Eine der frühesten Definitionen des Begriffs soggetto findet sich 1558 im Musiklehrwerk Le istitutioni harmoniche von Gioseffo Zarlino. Demnach wird damit das musikalische Ausgangsmaterial eines Musikstückes bezeichnet.[1] Im 16. Jahrhundert wurden dafür in der Regel vorhandene Melodien verwendet. Diese stammten häufig aus dem Fundus des Gregorianischen Chorals (Soggetto di canto fermo) oder einer mehrstimmigen Komposition (Soggetto di canto figurato). Aber auch frei erfundene Soggetti kamen vor (soggetto di inventione propria). Das soggetto wurde meist von der Tenorstimme vorgetragen, woher auch der Begriff „Tenor“ (mit Betonung auf der ersten Silbe) stammt. Mehrstimmige Werke wurden in dieser Zeit häufig nach dem zugrundeliegenden soggetto benannt. Daher rühren Titel wie Missa O quam suavis oder Missa L’homme armé – letztere nach der französischen Chanson L’homme armé.[2]
Eine Sonderform ist das Soggetto sopra voci musicali aus einem mit Solmisationssilben (ut, re, mi, fa, sol, la) bezeichneten Tonleiterausschnitt des Hexachord-Systems, wie etwa die Missa la sol fa re mi von Josquin Desprez. Aus dieser Form entwickelte sich das Soggetto cavato dalle parole, bei dem die Solmisationssilben den Vokalen eines Textes gleichgesetzt wurden.[2]
Im 17. und 18. Jahrhundert wandelte sich die Bedeutung des Begriffs hin zur „thematisch-motivischen Substanz“ eines kontrapunktischen Werkes. Im Kanon wurde damit die Führungsstimme (guida) gekennzeichnet. Bereits in der Motette des 16. Jahrhunderts war das soggetto ein durch den Text geprägter musikalischer Gedanke, der imitatorisch von den verschiedenen Stimmen aufgenommen wurde.

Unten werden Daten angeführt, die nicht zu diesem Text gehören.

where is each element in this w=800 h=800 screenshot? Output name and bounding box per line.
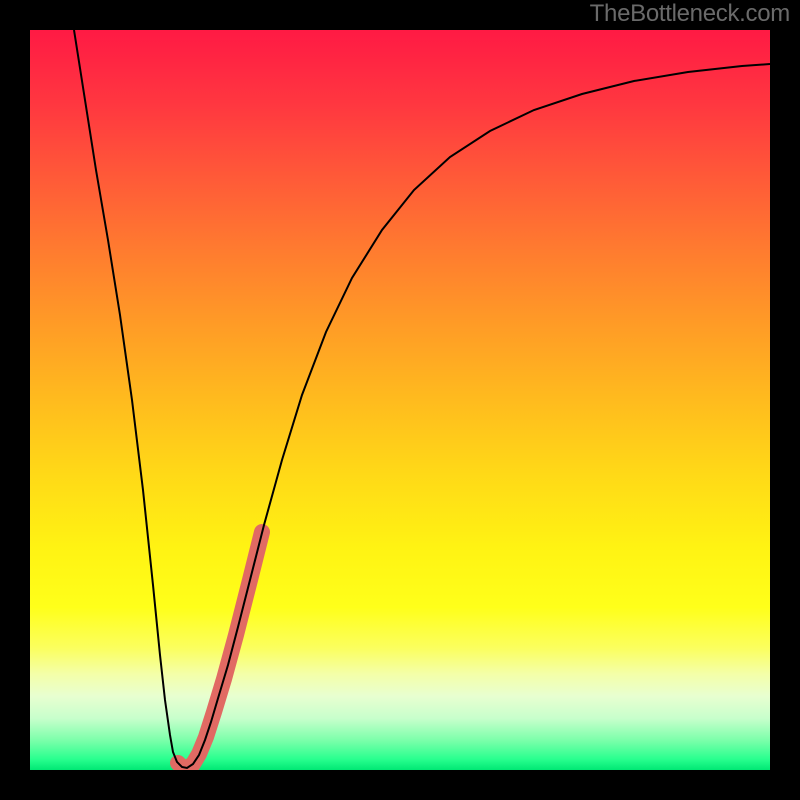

In den imitatorischen Instrumentalformen Ricercar, Kanzone und Fuge wurde das „Thema“ nun ebenfalls als soggetto bzw. in deutschsprachigen Gebieten als „Subjekt“ bezeichnet.[2] Der Musiktheoretiker und Komponist Giovanni Battista Martini beschränkte den Begriff in seiner Kontrapunktlehre Saggio fondamentale pratico di contrapunto sopra il canto fermo von 1775 auf Themen „von mittlerer Ausdehnung, üblicherweise nicht kürzer als 1½ Takte und innerhalb des tempo ordinario“.[3]
In neuerer musikwissenschaftlicher Literatur wird der Begriff gelegentlich für Themen der Barockmusik mit eher typischem als individuellem Charakter verwendet.[2]
Literatur
Bearbeiten- Clemens Kühn: Formenlehre der Musik. 8. Auflage. Bärenreiter, Kassel 2007, ISBN 978-3-7618-1392-8, S. 35–37.
- Ulrich Michels: dtv-Atlas zur Musik. Band 1. dtv, München 1977, ISBN 3-423-03022-4, S. 106 f.
- Emil Platen: Soggetto. In: Marc Honegger, Günther Massenkeil (Hrsg.): Das große Lexikon der Musik. Band 7: Randhartinger – Stewart. Aktualisierte Sonderausgabe. Herder, Freiburg im Breisgau u. a. 1987, ISBN 3-451-20948-9, S. 376 f.
- Hartmut Schick: Soggetto. In: Ludwig Finscher (Hrsg.): Die Musik in Geschichte und Gegenwart. Zweite Ausgabe, Sachteil, Band 8 (Querflöte – Suite). Bärenreiter/Metzler, Kassel u. a. 1998, ISBN 3-7618-1109-8, Sp. 1557–1561 (Online-Ausgabe, für Vollzugriff Abonnement erforderlich).
- Siegfried Schmalzriedt: Subiectum / soggetto / sujet / Subjekt. In: Hans Heinrich Eggebrecht, Albrecht Riethmüller (Hrsg.): Handwörterbuch der musikalischen Terminologie. 6. Auslieferung. Steiner, Stuttgart 1978, 13 S. (online).
- Soggetto. In: Brockhaus Riemann Musiklexikon. Digitale Bibliothek, Band 38, S. 9805 (vgl. BRM Bd. 4. Schott Musik International, S. 169 ff.).
- Soggetto. In: Wolfgang Ruf, Annette van Dyck-Hemming (Hrsg.): Riemann Musiklexikon. 13., neu überarbeitete und aktualisierte Auflage. Band 5: Scia–Zyli. Schott, Mainz 2012, ISBN 978-3-7957-0006-5, S. 61.